In dem Verfahren besuchen speziell fortgebildete Ärzte als „Peers“ Kollegen, die eine kritische Bewertung ihrer Arbeit wünschen. „Dazu gehen die Ärzte aber nicht einfach mit einer Checkliste durch die Praxis“, betont Lindenthal. Bei diesen Reviews blicken sie den Kollegen im Arbeitsalltag über die Schulter, führen Fachgespräche zu ausgewählten Themen und erstellen aus ihren Beobachtungen schließlich das Feedback. Ein konkreter thematischer Fokus für Peers im QuE-Netz sei derzeitig etwa die Arzt-Patienten-Kommunikation.

Das Ergebnis ist ein individuelles und wertneutrales Feedback, das konkrete Verbesserungsprozesse in Gang setzen soll. Dabei kommt es vor allem auf die eigene Motivation der Ärzte an, denn die Teilnahme am Projekt ist im Netz freiwillig. Mit der Resonanz ist Lindenthal bis jetzt zufrieden: Aus den 70 Praxen ganz unterschiedlicher Fachrichtungen, die im Netz organisiert sind, engagieren sich bereits 30 interessierte Ärzte im Pilotprojekt. Zwei Drittel davon sind Hausärzte, der Rest Fachärzte. 13 der Teilnehmer sind im Juli dieses Jahres zu Peers ausgebildet worden.
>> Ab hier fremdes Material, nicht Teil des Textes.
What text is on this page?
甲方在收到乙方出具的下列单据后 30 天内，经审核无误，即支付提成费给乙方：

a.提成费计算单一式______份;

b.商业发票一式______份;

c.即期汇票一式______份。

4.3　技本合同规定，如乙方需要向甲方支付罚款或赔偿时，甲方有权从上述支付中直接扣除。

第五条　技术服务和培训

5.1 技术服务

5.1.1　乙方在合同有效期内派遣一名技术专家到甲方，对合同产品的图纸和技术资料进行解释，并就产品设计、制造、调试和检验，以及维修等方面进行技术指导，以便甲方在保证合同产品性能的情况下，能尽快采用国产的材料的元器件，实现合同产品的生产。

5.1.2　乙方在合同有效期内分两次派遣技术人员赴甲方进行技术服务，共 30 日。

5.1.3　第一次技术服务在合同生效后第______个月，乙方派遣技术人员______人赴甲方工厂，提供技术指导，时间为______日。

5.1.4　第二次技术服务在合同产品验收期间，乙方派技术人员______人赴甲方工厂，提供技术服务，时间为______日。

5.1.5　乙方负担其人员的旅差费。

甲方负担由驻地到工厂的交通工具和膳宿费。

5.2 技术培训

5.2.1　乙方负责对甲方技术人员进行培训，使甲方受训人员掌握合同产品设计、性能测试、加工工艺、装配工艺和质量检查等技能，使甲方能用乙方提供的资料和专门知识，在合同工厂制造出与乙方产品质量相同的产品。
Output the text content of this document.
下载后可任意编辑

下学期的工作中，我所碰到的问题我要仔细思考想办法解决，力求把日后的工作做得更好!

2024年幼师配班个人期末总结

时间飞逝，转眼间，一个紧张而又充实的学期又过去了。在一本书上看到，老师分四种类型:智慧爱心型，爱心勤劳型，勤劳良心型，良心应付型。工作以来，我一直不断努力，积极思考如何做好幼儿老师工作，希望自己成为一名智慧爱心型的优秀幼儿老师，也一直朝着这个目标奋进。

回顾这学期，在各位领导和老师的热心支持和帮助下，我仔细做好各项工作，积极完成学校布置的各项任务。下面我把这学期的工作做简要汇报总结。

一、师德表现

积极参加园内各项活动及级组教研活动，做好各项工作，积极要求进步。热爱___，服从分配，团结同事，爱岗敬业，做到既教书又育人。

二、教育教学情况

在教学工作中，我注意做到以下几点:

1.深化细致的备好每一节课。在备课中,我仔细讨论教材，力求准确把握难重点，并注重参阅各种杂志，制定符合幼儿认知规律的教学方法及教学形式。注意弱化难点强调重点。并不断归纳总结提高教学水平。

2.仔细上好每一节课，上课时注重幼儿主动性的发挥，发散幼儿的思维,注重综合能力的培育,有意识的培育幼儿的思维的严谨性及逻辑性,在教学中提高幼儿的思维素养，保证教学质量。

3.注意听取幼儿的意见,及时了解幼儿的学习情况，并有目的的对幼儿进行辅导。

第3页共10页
In der aktuellen Projektphase besuchen sich die Peers untereinander und schauen auch schon bei den anderen Teilnehmern herein. Die von der KBV für diese Arbeit vorgegebenen Grundsätze sind Freiwilligkeit, Verschwiegenheit und wertschätzender Umgang. Alle Reviews sollen bis Ende dieses Jahres abgeschlossen sein.

Der Prozess wird von der KBV begleitet. Sie will mit ihrem methodischen Leitfaden und weiteren Services — etwa dem Angebot von Muster-Dokumenten — mehr Ärzte und Psychotherapeuten, Arztnetze und Qualitätszirkel für den „Blick von außen“ begeistern.

Es braucht eine Vertrauensbasis

Natürlich kann Lindenthal auch von Hürden berichten. „Nicht jeder ist damit einverstanden, sich von einem Kollegen und damit letztlich auch einem Konkurrenten über die Schulter schauen zu lassen“, berichtet der Netzmanager. Da die Ärzte in Nürnberg oft in anderen Projekten zusammenarbeiten, gebe es aber häufig eine Vertrauensbasis. „Die Erfahrungen mit unseren Ärzten sind bisher überaus positiv“ betont Lindenthal, der sich gut vorstellen kann, dass das Verfahren auch in Berufsausübungsgemeinschaften funktioniert.

Für die Zeit nach der Pilotphase des Projekts ist Lindenthal ebenfalls optimistisch. Das Verfahren soll fester Bestandteil des Qualitätsmanagements werden. Und in Zukunft, so hofft der Netzmanager, könnten neben den Ärzten auch die Praxisteams in das Verfahren eingebunden werden.